Most theorists regard transnationalism as reliant on a new characterization of space. For Arjun Appadurai, deterritorialization is a feature of the new globalized world in which identity is increasingly disconnected, or at least disconnectable, from place. However, Michael Kearney locates transnationalism in its specificity of place, arguing that it differs from global processes that are “decentered” and take place in “global space”; rather, transnational processes are “anchored in and transcend one or more nation-states.” This is reiterated by Aihwa Ong, who regards transnationalism as referring to “cultural specificities of global processes.”
Transnational life is made possible by new technologies that facilitate transportation, communication, and the rapid transfer of funds around the world. Air travel, while too expensive for many migrants to use on more than an occasional basis, nevertheless now whisks people between continents in hours instead of weeks. Migrant remittances sustain or improve the lot of impoverished families. Internet-based forms of communication such as list-servs, chat, e-mail, and Web sites facilitate the building and maintenance of deterritorialized communities. These technologies have rendered much of the world “self-consciously one single field of persistent interaction and exchange.”
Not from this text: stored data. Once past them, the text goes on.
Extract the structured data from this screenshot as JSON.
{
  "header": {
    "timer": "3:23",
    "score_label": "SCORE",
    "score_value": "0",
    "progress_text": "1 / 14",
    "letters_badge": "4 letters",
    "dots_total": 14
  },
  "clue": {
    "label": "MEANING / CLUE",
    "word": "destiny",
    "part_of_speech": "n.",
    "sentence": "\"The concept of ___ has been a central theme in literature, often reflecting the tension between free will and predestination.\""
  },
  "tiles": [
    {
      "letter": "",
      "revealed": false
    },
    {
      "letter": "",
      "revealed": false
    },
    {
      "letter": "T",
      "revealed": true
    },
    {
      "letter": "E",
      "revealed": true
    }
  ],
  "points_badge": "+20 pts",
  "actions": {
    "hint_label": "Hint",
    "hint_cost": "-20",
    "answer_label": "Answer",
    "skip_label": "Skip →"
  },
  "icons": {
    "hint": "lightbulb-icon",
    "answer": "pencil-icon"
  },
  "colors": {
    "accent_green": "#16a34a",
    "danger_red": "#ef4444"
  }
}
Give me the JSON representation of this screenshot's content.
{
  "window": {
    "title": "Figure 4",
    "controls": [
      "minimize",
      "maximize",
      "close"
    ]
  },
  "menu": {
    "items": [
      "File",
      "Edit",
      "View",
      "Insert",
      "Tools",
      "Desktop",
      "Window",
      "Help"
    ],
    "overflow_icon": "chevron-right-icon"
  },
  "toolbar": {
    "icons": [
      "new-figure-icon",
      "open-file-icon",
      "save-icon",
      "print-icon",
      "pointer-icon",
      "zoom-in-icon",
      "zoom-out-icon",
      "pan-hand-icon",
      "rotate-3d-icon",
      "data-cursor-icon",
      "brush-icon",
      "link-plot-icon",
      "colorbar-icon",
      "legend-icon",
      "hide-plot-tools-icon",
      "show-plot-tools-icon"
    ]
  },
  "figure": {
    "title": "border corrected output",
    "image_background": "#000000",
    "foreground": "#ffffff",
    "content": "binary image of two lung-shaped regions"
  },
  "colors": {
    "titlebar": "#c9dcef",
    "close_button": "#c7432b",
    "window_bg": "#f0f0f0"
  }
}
Transnationalism has given rise to, and is now facilitated by, new institutions. Michael Peter Smith and Luis Eduardo Guarnizo highlight cross-national institutional networks such as sending country governments’ outreach to their nationals within host countries. Haiti, which does not recognize dual citizenship but has a Ministry of Haitians Living Abroad, is one such example.
As Sarah J. Mahler notes, many authors at least implicitly distinguish between transnationalism “from below” and “from above.” The former concerns the daily lives of ordinary people, and the latter the macro-level political and economic forces dominated by elites. Anthropologists have focused disproportionately on transnationalism from below.
In an article in which he traces the course of anthropology and his own career in it over the past fifty years, Clifford Geertz notes that an interest in transnationalism began in anthropology only in the 1990s, before which it was “not thought to be a part of anthropology’s purview” but that now studies of it seem to be “appearing on all sides.”
References:
- Hannerz, U. (1996). Transnational connections: Culture, people, places. London: Routledge.
- Levitt, P. (2001). The transnational villagers. Berkeley: University of California Press.
- Ong, A. (1999). Flexible citizenship: The cultural logics of transnationality. Durham, NC: Duke University Press.